Aides to former French President Nicolas Sarkozy are vehemently denying published reports that he is moving to London to escape his home country's high income taxes, according to a report Tuesday in The Local
, an online English news outlet in France.
Sarkozy, defeated by François Hollande in May, is launching a new investment fund he would manage from Britain's capital, reports Mediapart, a French investigative website that has built a reputation for uncovering political scandals.
Aides to Sarkozy, however, deny the report.
"This claim is just pure fantasy," one staff member told the French daily Le Figaro.
Citing unnamed sources, Mediapart said Sarkozy has been working with adviser and French businessman Alain Minc on "secret preparations" to raise €1 billion from both private investors and financial institutions for the new venture.
But Minc maintains he is not involved in any project with the former head of state.

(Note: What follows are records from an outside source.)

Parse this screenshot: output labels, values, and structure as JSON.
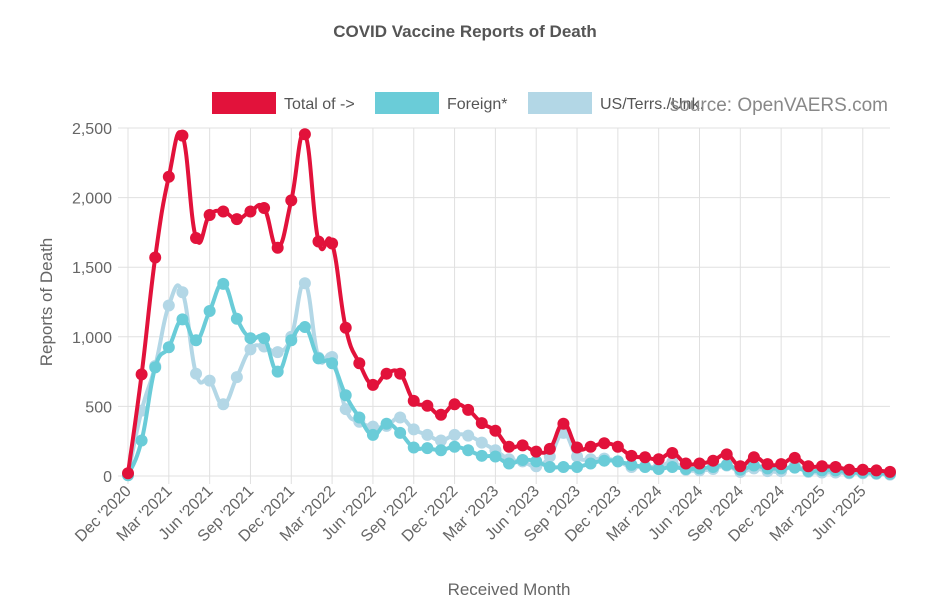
{
  "chart_data": {
    "type": "line",
    "title": "COVID Vaccine Reports of Death",
    "xlabel": "Received Month",
    "ylabel": "Reports of Death",
    "ylim": [
      0,
      2500
    ],
    "yticks": [
      0,
      500,
      1000,
      1500,
      2000,
      2500
    ],
    "ytick_labels": [
      "0",
      "500",
      "1,000",
      "1,500",
      "2,000",
      "2,500"
    ],
    "xtick_labels": [
      "Dec '2020",
      "Mar '2021",
      "Jun '2021",
      "Sep '2021",
      "Dec '2021",
      "Mar '2022",
      "Jun '2022",
      "Sep '2022",
      "Dec '2022",
      "Mar '2023",
      "Jun '2023",
      "Sep '2023",
      "Dec '2023",
      "Mar '2024",
      "Jun '2024",
      "Sep '2024",
      "Dec '2024",
      "Mar '2025",
      "Jun '2025"
    ],
    "x": [
      "Dec '2020",
      "Jan '2021",
      "Feb '2021",
      "Mar '2021",
      "Apr '2021",
      "May '2021",
      "Jun '2021",
      "Jul '2021",
      "Aug '2021",
      "Sep '2021",
      "Oct '2021",
      "Nov '2021",
      "Dec '2021",
      "Jan '2022",
      "Feb '2022",
      "Mar '2022",
      "Apr '2022",
      "May '2022",
      "Jun '2022",
      "Jul '2022",
      "Aug '2022",
      "Sep '2022",
      "Oct '2022",
      "Nov '2022",
      "Dec '2022",
      "Jan '2023",
      "Feb '2023",
      "Mar '2023",
      "Apr '2023",
      "May '2023",
      "Jun '2023",
      "Jul '2023",
      "Aug '2023",
      "Sep '2023",
      "Oct '2023",
      "Nov '2023",
      "Dec '2023",
      "Jan '2024",
      "Feb '2024",
      "Mar '2024",
      "Apr '2024",
      "May '2024",
      "Jun '2024",
      "Jul '2024",
      "Aug '2024",
      "Sep '2024",
      "Oct '2024",
      "Nov '2024",
      "Dec '2024",
      "Jan '2025",
      "Feb '2025",
      "Mar '2025",
      "Apr '2025",
      "May '2025",
      "Jun '2025",
      "Jul '2025",
      "Aug '2025"
    ],
    "legend_position": "top",
    "grid": true,
    "series": [
      {
        "name": "Total of ->",
        "color": "#e2123b",
        "values": [
          20,
          730,
          1570,
          2150,
          2445,
          1710,
          1875,
          1900,
          1845,
          1900,
          1925,
          1640,
          1980,
          2455,
          1685,
          1670,
          1065,
          810,
          655,
          735,
          735,
          540,
          505,
          440,
          515,
          475,
          380,
          325,
          210,
          220,
          175,
          195,
          375,
          205,
          210,
          235,
          210,
          145,
          135,
          120,
          165,
          90,
          90,
          110,
          155,
          70,
          135,
          85,
          85,
          130,
          70,
          70,
          65,
          45,
          45,
          40,
          30
        ]
      },
      {
        "name": "Foreign*",
        "color": "#6accd8",
        "values": [
          5,
          255,
          780,
          925,
          1125,
          975,
          1185,
          1380,
          1130,
          990,
          990,
          750,
          975,
          1070,
          845,
          810,
          580,
          420,
          295,
          375,
          310,
          205,
          200,
          185,
          210,
          185,
          145,
          140,
          90,
          115,
          105,
          65,
          65,
          65,
          90,
          110,
          105,
          80,
          65,
          50,
          65,
          50,
          55,
          65,
          80,
          45,
          75,
          55,
          55,
          60,
          35,
          40,
          40,
          25,
          25,
          20,
          15
        ]
      },
      {
        "name": "US/Terrs./Unk.",
        "color": "#b3d7e6",
        "values": [
          10,
          470,
          790,
          1225,
          1320,
          735,
          685,
          515,
          710,
          910,
          930,
          890,
          1000,
          1385,
          850,
          855,
          480,
          390,
          355,
          360,
          420,
          335,
          295,
          255,
          295,
          290,
          240,
          185,
          120,
          105,
          70,
          140,
          310,
          140,
          120,
          125,
          105,
          65,
          70,
          65,
          100,
          45,
          40,
          50,
          75,
          30,
          55,
          35,
          35,
          75,
          30,
          25,
          25,
          20,
          20,
          15,
          10
        ]
      }
    ]
  },
  "source_note": "source: OpenVAERS.com"
}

"Nicolas Sarkozy doesn't need my help to meet the world's biggest investors," Minc told Le Figaro, adding: "It's absurd to think that [Sarkozy] could just move to London and stop paying taxes in France."

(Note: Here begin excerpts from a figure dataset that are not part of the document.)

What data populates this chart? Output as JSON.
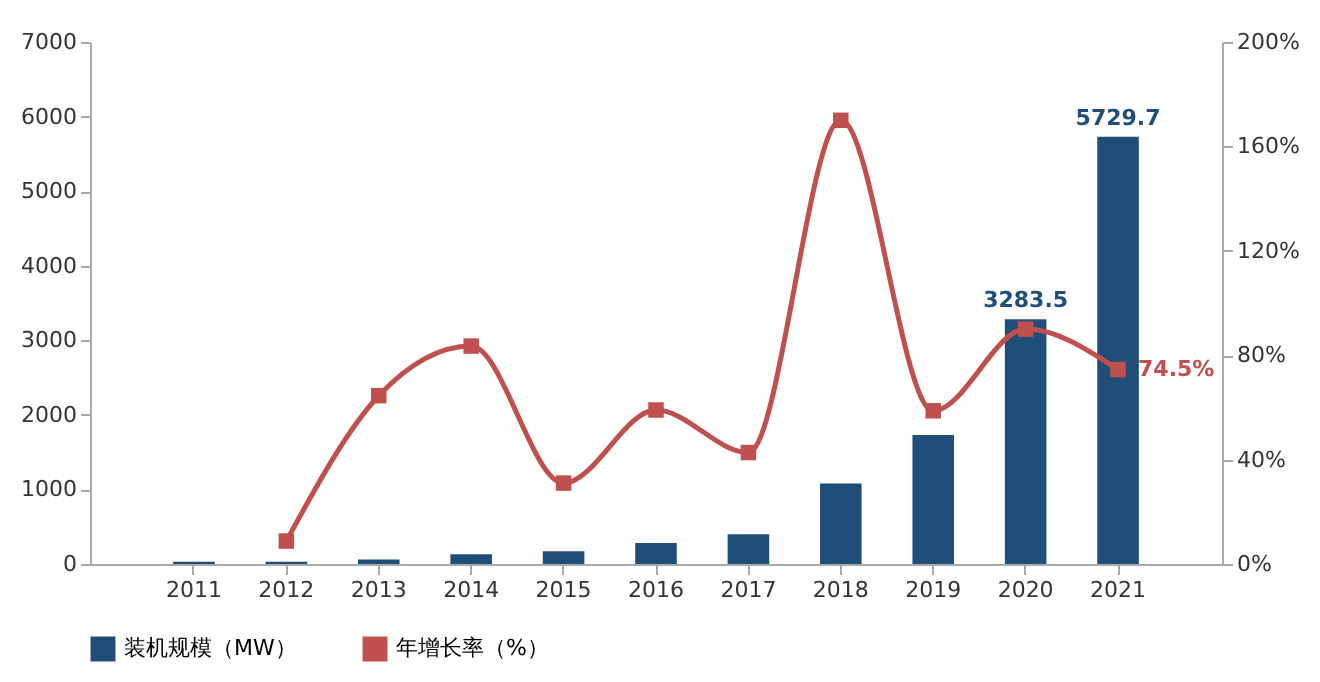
{
  "chart_data": {
    "type": "bar",
    "categories": [
      "2011",
      "2012",
      "2013",
      "2014",
      "2015",
      "2016",
      "2017",
      "2018",
      "2019",
      "2020",
      "2021"
    ],
    "series": [
      {
        "name": "装机规模（MW）",
        "color": "#1f4e79",
        "values": [
          30,
          30,
          60,
          130,
          170,
          280,
          400,
          1080,
          1730,
          3283.5,
          5729.7
        ],
        "value_labels": [
          null,
          null,
          null,
          null,
          null,
          null,
          null,
          null,
          null,
          "3283.5",
          "5729.7"
        ]
      },
      {
        "name": "年增长率（%）",
        "type": "line",
        "axis": "y2",
        "color": "#c0504d",
        "marker": "square",
        "values": [
          null,
          8.8,
          64.5,
          83.5,
          31,
          59,
          42.7,
          170,
          58.7,
          90,
          74.5
        ],
        "value_labels": [
          null,
          null,
          null,
          null,
          null,
          null,
          null,
          null,
          null,
          null,
          "74.5%"
        ]
      }
    ],
    "ylim": [
      0,
      7000
    ],
    "yticks": [
      0,
      1000,
      2000,
      3000,
      4000,
      5000,
      6000,
      7000
    ],
    "y2lim": [
      0,
      200
    ],
    "y2ticks": [
      {
        "value": 0,
        "label": "0%"
      },
      {
        "value": 40,
        "label": "40%"
      },
      {
        "value": 80,
        "label": "80%"
      },
      {
        "value": 120,
        "label": "120%"
      },
      {
        "value": 160,
        "label": "160%"
      },
      {
        "value": 200,
        "label": "200%"
      }
    ],
    "grid": false,
    "legend": "bottom"
  }
}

Britain's top tax rate is 50 percent, but that will drop to 45 percent in April, which is the same rate that France taxes its highest earners at now.

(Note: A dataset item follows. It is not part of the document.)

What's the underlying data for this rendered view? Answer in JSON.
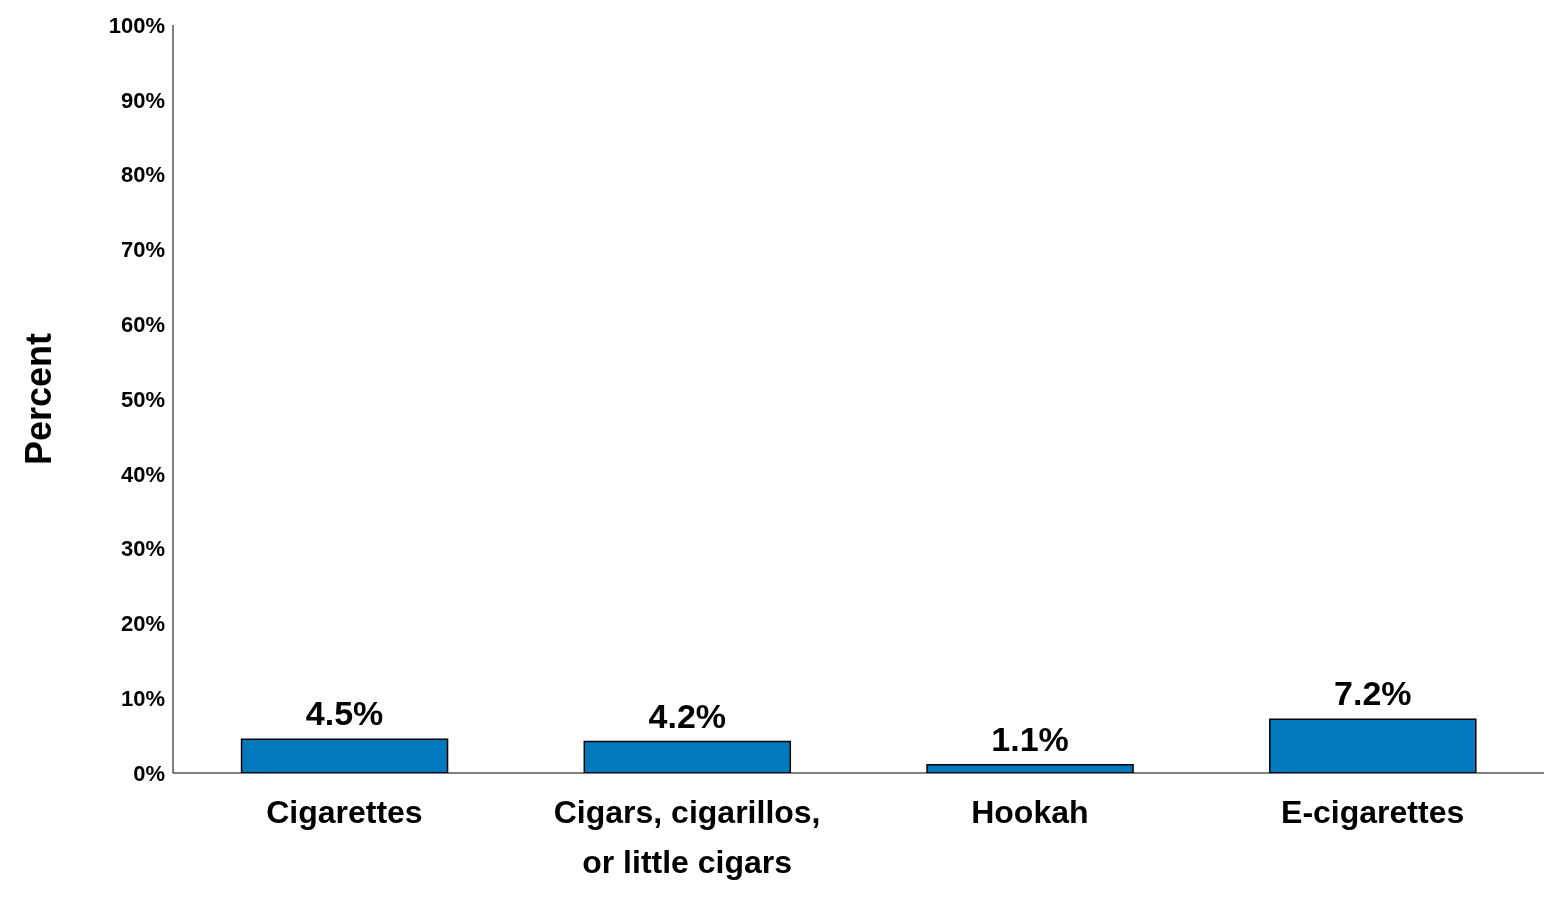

When he was president, Sarkozy imposed a 50 percent ceiling, a rate that Hollande argued in last year's presidential campaign should be raised to help cut France's growing budget deficit.
If elected, Hollande promised to impose a 75 percent tax on millionaires, a plan the French Constitutional Council struck down last month. Still, the new president is vowing to put the tax hike into effect in 2014.